DenseVector

class pyspark.mllib.linalg.DenseVector(ar: Union[bytes, numpy.ndarray, Iterable[float]])[source]

A dense vector represented by a value array. We use numpy array for storage and arithmetics will be delegated to the underlying numpy array.

Examples

>>> v = Vectors.dense([1.0, 2.0])
>>> u = Vectors.dense([3.0, 4.0])
>>> v + u
DenseVector([4.0, 6.0])
>>> 2 - v
DenseVector([1.0, 0.0])
>>> v / 2
DenseVector([0.5, 1.0])
>>> v * u
DenseVector([3.0, 8.0])
>>> u / v
DenseVector([3.0, 2.0])
>>> u % 2
DenseVector([1.0, 0.0])
>>> -v
DenseVector([-1.0, -2.0])

Methods

asML()

Convert this vector to the new mllib-local representation.

dot(other)

Compute the dot product of two Vectors.

norm(p)

Calculates the norm of a DenseVector.

numNonzeros()

Number of nonzero elements.

parse(s)

Parse string representation back into the DenseVector.

squared_distance(other)

Squared distance of two Vectors.

toArray()

Returns an numpy.ndarray

Attributes

values

Returns a list of values

Methods Documentation

asML()pyspark.ml.linalg.DenseVector[source]

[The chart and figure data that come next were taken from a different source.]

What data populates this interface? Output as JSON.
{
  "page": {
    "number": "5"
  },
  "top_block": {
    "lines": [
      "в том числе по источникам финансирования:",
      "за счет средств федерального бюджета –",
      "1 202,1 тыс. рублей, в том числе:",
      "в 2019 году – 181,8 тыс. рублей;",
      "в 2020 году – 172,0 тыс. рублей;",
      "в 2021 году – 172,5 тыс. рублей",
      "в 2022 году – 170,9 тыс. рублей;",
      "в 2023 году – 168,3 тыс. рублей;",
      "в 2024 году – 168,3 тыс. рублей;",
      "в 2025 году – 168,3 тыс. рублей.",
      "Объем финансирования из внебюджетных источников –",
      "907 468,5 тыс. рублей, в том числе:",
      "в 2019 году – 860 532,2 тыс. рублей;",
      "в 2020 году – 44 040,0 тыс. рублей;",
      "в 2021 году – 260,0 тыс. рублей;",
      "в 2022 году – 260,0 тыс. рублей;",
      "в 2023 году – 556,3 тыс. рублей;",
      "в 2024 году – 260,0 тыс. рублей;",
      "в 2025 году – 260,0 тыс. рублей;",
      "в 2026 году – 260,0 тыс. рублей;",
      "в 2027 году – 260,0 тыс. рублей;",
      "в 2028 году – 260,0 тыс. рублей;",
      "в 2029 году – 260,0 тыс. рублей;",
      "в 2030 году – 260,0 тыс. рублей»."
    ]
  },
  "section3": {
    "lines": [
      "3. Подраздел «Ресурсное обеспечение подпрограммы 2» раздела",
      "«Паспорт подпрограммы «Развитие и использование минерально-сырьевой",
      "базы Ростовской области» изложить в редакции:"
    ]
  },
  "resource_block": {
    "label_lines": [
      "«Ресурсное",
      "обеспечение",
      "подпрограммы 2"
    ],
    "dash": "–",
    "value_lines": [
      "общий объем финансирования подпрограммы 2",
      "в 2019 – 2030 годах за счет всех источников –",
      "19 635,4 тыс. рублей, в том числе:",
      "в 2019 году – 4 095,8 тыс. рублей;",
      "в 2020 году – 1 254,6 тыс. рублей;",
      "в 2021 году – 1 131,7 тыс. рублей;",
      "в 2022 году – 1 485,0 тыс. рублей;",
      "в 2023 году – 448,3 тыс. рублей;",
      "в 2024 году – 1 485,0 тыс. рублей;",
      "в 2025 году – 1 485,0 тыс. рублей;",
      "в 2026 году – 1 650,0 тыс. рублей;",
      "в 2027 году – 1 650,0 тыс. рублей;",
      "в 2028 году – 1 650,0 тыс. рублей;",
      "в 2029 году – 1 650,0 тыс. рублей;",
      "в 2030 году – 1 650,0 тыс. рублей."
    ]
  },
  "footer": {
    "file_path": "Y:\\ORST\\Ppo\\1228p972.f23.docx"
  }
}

Convert this vector to the new mllib-local representation. This does NOT copy the data; it copies references.

New in version 2.0.0.

Returns
pyspark.ml.linalg.DenseVector
dot(other: Iterable[float]) → numpy.float64[source]

Compute the dot product of two Vectors. We support (Numpy array, list, SparseVector, or SciPy sparse) and a target NumPy array that is either 1- or 2-dimensional. Equivalent to calling numpy.dot of the two vectors.

Examples

>>> dense = DenseVector(array.array('d', [1., 2.]))
>>> dense.dot(dense)
5.0
>>> dense.dot(SparseVector(2, [0, 1], [2., 1.]))
4.0
>>> dense.dot(range(1, 3))
5.0
>>> dense.dot(np.array(range(1, 3)))
5.0
>>> dense.dot([1.,])
Traceback (most recent call last):
    ...
AssertionError: dimension mismatch
>>> dense.dot(np.reshape([1., 2., 3., 4.], (2, 2), order='F'))
array([  5.,  11.])
>>> dense.dot(np.reshape([1., 2., 3.], (3, 1), order='F'))
Traceback (most recent call last):
    ...
AssertionError: dimension mismatch
norm(p: NormType) → numpy.float64[source]

Calculates the norm of a DenseVector.

Examples

>>> a = DenseVector([0, -1, 2, -3])
>>> a.norm(2)
3.7...
>>> a.norm(1)
6.0
numNonzeros() → int[source]

Number of nonzero elements. This scans all active values and count non zeros

static parse(s: str)pyspark.mllib.linalg.DenseVector[source]

Parse string representation back into the DenseVector.

Examples

>>> DenseVector.parse(' [ 0.0,1.0,2.0,  3.0]')
DenseVector([0.0, 1.0, 2.0, 3.0])
squared_distance(other: Iterable[float]) → numpy.float64[source]

Squared distance of two Vectors.

Examples

>>> dense1 = DenseVector(array.array('d', [1., 2.]))
>>> dense1.squared_distance(dense1)
0.0
>>> dense2 = np.array([2., 1.])
>>> dense1.squared_distance(dense2)
2.0
>>> dense3 = [2., 1.]
>>> dense1.squared_distance(dense3)
2.0
>>> sparse1 = SparseVector(2, [0, 1], [2., 1.])
>>> dense1.squared_distance(sparse1)
2.0
>>> dense1.squared_distance([1.,])
Traceback (most recent call last):
    ...
AssertionError: dimension mismatch
>>> dense1.squared_distance(SparseVector(1, [0,], [1.,]))
Traceback (most recent call last):
    ...
AssertionError: dimension mismatch
toArray() → numpy.ndarray[source]

Returns an numpy.ndarray

Attributes Documentation

values

Returns a list of values